Sleepless nights and bushfire days; the hottest summer on record in the Australian state of New South Wales was made 50 times more likely due to climate change, researchers have found.
Repeated heatwaves broke maximum temperature records, culminating in the epic days of 11-12 February that pushed the mercury beyond 45C in many parts of the state. Devastating fires consumed whole villages and wildlife perished from exposure to the heat.
Analysis of the events by a team from World Weather Attribution and the University of New South Wales found the record average heat could “be linked directly to climate change”.
The researchers used two different modelling approaches and both returned a similar conclusion.

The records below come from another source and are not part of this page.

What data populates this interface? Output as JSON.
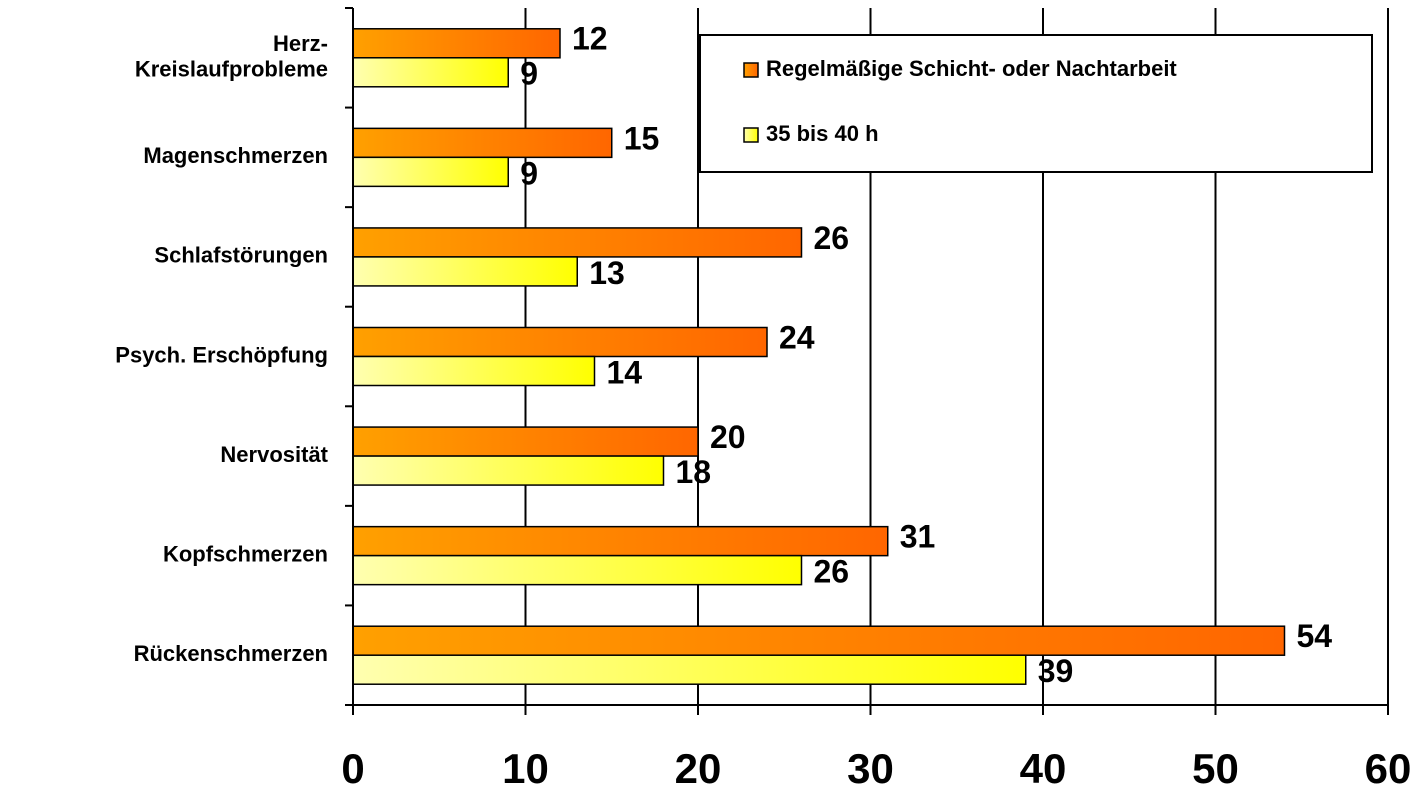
{
  "chart_data": {
    "type": "hbar",
    "categories": [
      "Herz-\nKreislaufprobleme",
      "Magenschmerzen",
      "Schlafstörungen",
      "Psych. Erschöpfung",
      "Nervosität",
      "Kopfschmerzen",
      "Rückenschmerzen"
    ],
    "series": [
      {
        "name": "Regelmäßige Schicht- oder Nachtarbeit",
        "color": "#ff6600",
        "values": [
          12,
          15,
          26,
          24,
          20,
          31,
          54
        ]
      },
      {
        "name": "35 bis 40 h",
        "color": "#ffff00",
        "values": [
          9,
          9,
          13,
          14,
          18,
          26,
          39
        ]
      }
    ],
    "xlim": [
      0,
      60
    ],
    "xticks": [
      0,
      10,
      20,
      30,
      40,
      50,
      60
    ],
    "grid": true,
    "legend": "top-right"
  }
}
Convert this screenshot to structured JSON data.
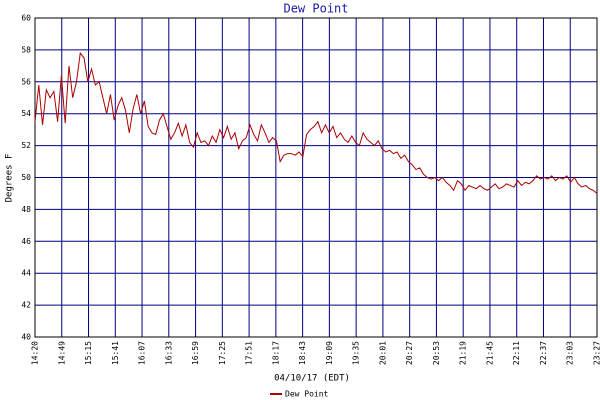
{
  "chart_data": {
    "type": "line",
    "title": "Dew Point",
    "x_label": "04/10/17 (EDT)",
    "y_label": "Degrees F",
    "x_labels": [
      "14:20",
      "14:49",
      "15:15",
      "15:41",
      "16:07",
      "16:33",
      "16:59",
      "17:25",
      "17:51",
      "18:17",
      "18:43",
      "19:09",
      "19:35",
      "20:01",
      "20:27",
      "20:53",
      "21:19",
      "21:45",
      "22:11",
      "22:37",
      "23:03",
      "23:27"
    ],
    "ylim": [
      40,
      60
    ],
    "yticks": [
      40,
      42,
      44,
      46,
      48,
      50,
      52,
      54,
      56,
      58,
      60
    ],
    "grid": true,
    "grid_color": "#000080",
    "legend": "bottom",
    "series": [
      {
        "name": "Dew Point",
        "color": "#aa0000",
        "values": [
          53.5,
          55.8,
          53.3,
          55.5,
          55.0,
          55.4,
          53.5,
          56.4,
          53.4,
          57.0,
          55.0,
          56.0,
          57.8,
          57.5,
          56.0,
          56.8,
          55.8,
          56.0,
          55.0,
          54.0,
          55.2,
          53.6,
          54.5,
          55.0,
          54.2,
          52.8,
          54.3,
          55.2,
          54.0,
          54.8,
          53.2,
          52.8,
          52.7,
          53.6,
          54.0,
          53.2,
          52.4,
          52.8,
          53.4,
          52.6,
          53.3,
          52.2,
          51.9,
          52.8,
          52.2,
          52.3,
          52.0,
          52.6,
          52.2,
          53.0,
          52.5,
          53.2,
          52.4,
          52.8,
          51.8,
          52.3,
          52.5,
          53.3,
          52.7,
          52.3,
          53.3,
          52.8,
          52.2,
          52.5,
          52.3,
          51.0,
          51.4,
          51.5,
          51.5,
          51.4,
          51.6,
          51.3,
          52.7,
          53.0,
          53.2,
          53.5,
          52.8,
          53.3,
          52.8,
          53.2,
          52.5,
          52.8,
          52.4,
          52.2,
          52.6,
          52.2,
          52.0,
          52.8,
          52.4,
          52.2,
          52.0,
          52.3,
          51.8,
          51.6,
          51.7,
          51.5,
          51.6,
          51.2,
          51.4,
          51.0,
          50.8,
          50.5,
          50.6,
          50.2,
          50.0,
          49.9,
          50.0,
          49.8,
          50.0,
          49.7,
          49.5,
          49.2,
          49.8,
          49.6,
          49.2,
          49.5,
          49.4,
          49.3,
          49.5,
          49.3,
          49.2,
          49.4,
          49.6,
          49.3,
          49.4,
          49.6,
          49.5,
          49.4,
          49.8,
          49.5,
          49.7,
          49.6,
          49.8,
          50.1,
          49.9,
          50.0,
          49.9,
          50.1,
          49.8,
          50.0,
          49.9,
          50.1,
          49.7,
          50.0,
          49.6,
          49.4,
          49.5,
          49.3,
          49.2,
          49.0
        ]
      }
    ]
  }
}
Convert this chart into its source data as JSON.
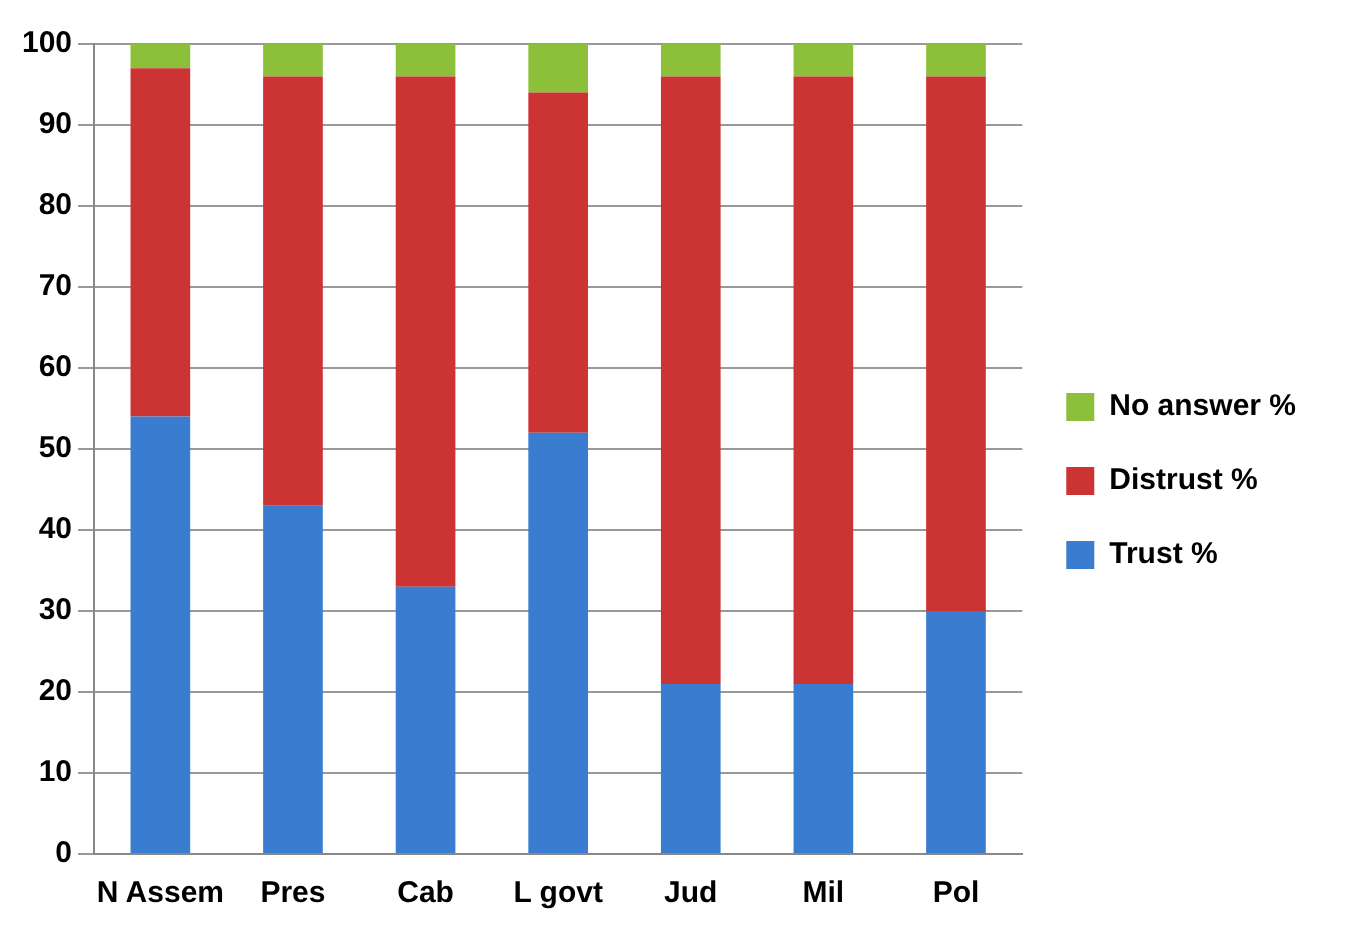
{
  "chart_data": {
    "type": "bar",
    "stacked": true,
    "categories": [
      "N Assem",
      "Pres",
      "Cab",
      "L govt",
      "Jud",
      "Mil",
      "Pol"
    ],
    "series": [
      {
        "name": "Trust %",
        "color": "#3a7dd0",
        "values": [
          54,
          43,
          33,
          52,
          21,
          21,
          30
        ]
      },
      {
        "name": "Distrust %",
        "color": "#cc3333",
        "values": [
          43,
          53,
          63,
          42,
          75,
          75,
          66
        ]
      },
      {
        "name": "No answer %",
        "color": "#8cbf3a",
        "values": [
          3,
          4,
          4,
          6,
          4,
          4,
          4
        ]
      }
    ],
    "ylim": [
      0,
      100
    ],
    "yticks": [
      0,
      10,
      20,
      30,
      40,
      50,
      60,
      70,
      80,
      90,
      100
    ],
    "grid": "y",
    "legend": "right"
  }
}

“We see that average summer temperatures like those seen during 2016-2017 are now at least 50 times more likely in the current climate than in the past, before global warming began,” the researchers said in a document released on Thursday.
High single-day maximums were also found to have been made more likely`. In this case by a factor of 10. Under previous atmospheric conditions, such temperatures would have occurred just once in 500 years. Now they can be expected every 50 years.
“The heat seen this past summer across parts of Australia is still rare in our current climate. However, if greenhouse gas emissions are not dramatically reduced, intense summer heat will become the norm in the future,” said the scientists.
The earth’s surface has warmed roughly 1C since the industrial revolution began. If the world warms to 2C, which is the upper limit set by the Paris climate agreement, extreme summer heat like this summer will happen every five years.
At a local level, the signal of climate change is more difficult for researchers to pick out. They looked at a heatwave that struck Australia’s capital city of Canberra from 9-11 of February and found that such weather was 50% more likely to have occurred in 2017 than it would have been in the past.
Geert Jan van Oldenborgh, who worked on the research from the meteorological bureau of the Netherlands, said that while the results themselves had been released before being reviewed by fellow scientists, the methodologies had been tested.
“We are moving towards a situation that these kind of attribution studies are not peer-reviewed themselves but based on peer-reviewed methods. Just like a seasonal forecast, or indeed a weather forecast. If the situation has novel aspects we tend to write a scientific article about it afterwards, but I do not think that this one qualifies given the amount of work that has already been published on heat waves and warm seasons in Australia,” said van Oldenborgh.